We have to remember that health is only one of a number of priorities on the minds of injectors. In much the same way that it is for the rest of us (if you doubt this then stop eating any high fat or processed food... it’s bad for you). There are of course hundreds of these priorities but here are a few:
- Cost of drugs: It’s all well and good for us to say “never share any equipment”, but if the only way that client can get a deal is to split it with a mate then they will
- Speed: Imagine you are a homeless street injector and you have managed to find somewhere sheltered enough to cook up; you can’t afford the time to struggle to get a vein. But going in the groin can be a fast solution - yeah it’s risky, and the chances are your hands aren’t as clean as they should be, but there's an urgency caused by the fear of discovery
- Peer influence: This to me is one of the hardest to work with. Whilst running one workshop on ‘Safer Crack Piping’ I had one young guy turn and say:
“it’s easy for you to say that we should put clean stems on our pipe. But if a Yardie hands me a crack pipe I’m not going to turn it down, I’d get battered"
It can be difficult, especially for someone who may be young or lacking in self confidence to go against this kind of pressure.

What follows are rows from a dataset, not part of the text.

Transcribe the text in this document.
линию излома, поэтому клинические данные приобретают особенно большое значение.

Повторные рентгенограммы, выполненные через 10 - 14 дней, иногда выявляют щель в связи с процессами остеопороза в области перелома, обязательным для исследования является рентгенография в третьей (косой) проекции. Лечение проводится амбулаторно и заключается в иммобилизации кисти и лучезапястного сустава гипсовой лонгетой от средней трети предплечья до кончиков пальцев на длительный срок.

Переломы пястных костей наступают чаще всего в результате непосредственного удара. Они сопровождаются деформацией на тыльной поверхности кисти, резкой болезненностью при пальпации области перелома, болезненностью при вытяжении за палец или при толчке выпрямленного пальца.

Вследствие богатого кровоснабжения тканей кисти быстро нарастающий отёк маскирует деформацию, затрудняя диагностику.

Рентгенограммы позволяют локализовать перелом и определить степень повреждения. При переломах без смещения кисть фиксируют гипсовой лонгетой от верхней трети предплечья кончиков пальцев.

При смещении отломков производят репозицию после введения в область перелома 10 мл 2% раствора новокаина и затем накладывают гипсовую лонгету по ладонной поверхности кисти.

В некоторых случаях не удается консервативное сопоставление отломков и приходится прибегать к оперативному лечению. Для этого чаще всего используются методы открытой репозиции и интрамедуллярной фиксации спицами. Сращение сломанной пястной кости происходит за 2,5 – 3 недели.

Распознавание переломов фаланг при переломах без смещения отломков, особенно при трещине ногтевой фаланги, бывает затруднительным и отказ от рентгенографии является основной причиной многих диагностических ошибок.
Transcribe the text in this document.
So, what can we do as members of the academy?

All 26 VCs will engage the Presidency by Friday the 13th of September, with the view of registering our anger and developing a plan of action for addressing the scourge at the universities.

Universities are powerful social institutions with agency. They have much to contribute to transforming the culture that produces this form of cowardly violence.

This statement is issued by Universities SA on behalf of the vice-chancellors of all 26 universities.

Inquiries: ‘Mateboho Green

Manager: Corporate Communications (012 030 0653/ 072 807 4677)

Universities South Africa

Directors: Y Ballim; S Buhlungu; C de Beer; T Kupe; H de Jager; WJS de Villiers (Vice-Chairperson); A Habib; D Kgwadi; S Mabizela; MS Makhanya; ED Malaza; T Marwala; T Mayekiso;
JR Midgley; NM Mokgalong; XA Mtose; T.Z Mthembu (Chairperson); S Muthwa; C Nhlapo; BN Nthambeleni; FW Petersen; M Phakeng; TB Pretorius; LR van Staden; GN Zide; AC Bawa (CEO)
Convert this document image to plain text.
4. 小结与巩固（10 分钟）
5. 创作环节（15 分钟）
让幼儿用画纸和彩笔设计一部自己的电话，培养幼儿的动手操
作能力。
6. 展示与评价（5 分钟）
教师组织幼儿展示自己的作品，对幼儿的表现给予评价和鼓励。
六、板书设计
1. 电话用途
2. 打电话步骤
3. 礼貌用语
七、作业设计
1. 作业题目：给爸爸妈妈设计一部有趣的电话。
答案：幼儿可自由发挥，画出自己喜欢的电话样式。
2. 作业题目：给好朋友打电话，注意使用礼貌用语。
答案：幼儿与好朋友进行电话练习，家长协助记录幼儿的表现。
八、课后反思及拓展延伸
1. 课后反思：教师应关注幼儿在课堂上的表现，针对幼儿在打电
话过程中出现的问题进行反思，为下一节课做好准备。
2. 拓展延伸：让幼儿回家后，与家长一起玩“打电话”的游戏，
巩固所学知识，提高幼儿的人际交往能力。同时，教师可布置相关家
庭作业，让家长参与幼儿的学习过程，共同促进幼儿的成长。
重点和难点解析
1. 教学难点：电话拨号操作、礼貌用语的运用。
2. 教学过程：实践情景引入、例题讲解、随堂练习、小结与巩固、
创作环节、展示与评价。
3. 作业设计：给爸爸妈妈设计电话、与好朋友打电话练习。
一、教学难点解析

- Relationships: Most of us have at some time relented to a partner and done something we normally wouldn’t do, maybe even something dangerous. If a partner was withdrawing and the only way you could help was with a used set of equipment then the chances are that you are going to give them a shot, even though it may be against your best judgement.
- Large workloads: Not every service has the capacity to have full time needle workers and a lot of programmes are staffed by whoever is available at the time. This can of course result in longer waits to be seen and rushed sessions where the worker is eager to get back to filling in their casenotes/tops forms/database/cristo scores etc.
- Service targets: This one is more obvious towards the end of the year (January to April). This is the point that a service realises that it’s going to come up short on something - maybe referrals into treatment or it could be vaccinations. Staff are then put under pressure to focus on these issues at the expense of others.
- Finances: The needle programme in most cases is the poor relative of drug services. Some of this is because in the past all a Drug Action Team had to do was evidence it had enough exchanges, not make sure they are fully equipped. Because of this there's a postcode lottery when it comes to equipment available.
- Attitudes: It’s got to be said that some staff have a problem with the concept of NSPs. This can mean that they may resent being in the exchange or that they may do things like limit equipment. This can also mean some staff have unrealistic goals for clients that they try to impose, e.g. thinking that every client in needle exchange should be eager to stop their drug use. While a great concept, trying to impose this view on unwilling clients will only antagonise them and make them avoid the service. This of course also happens with some services trying to impose the goals onto staff.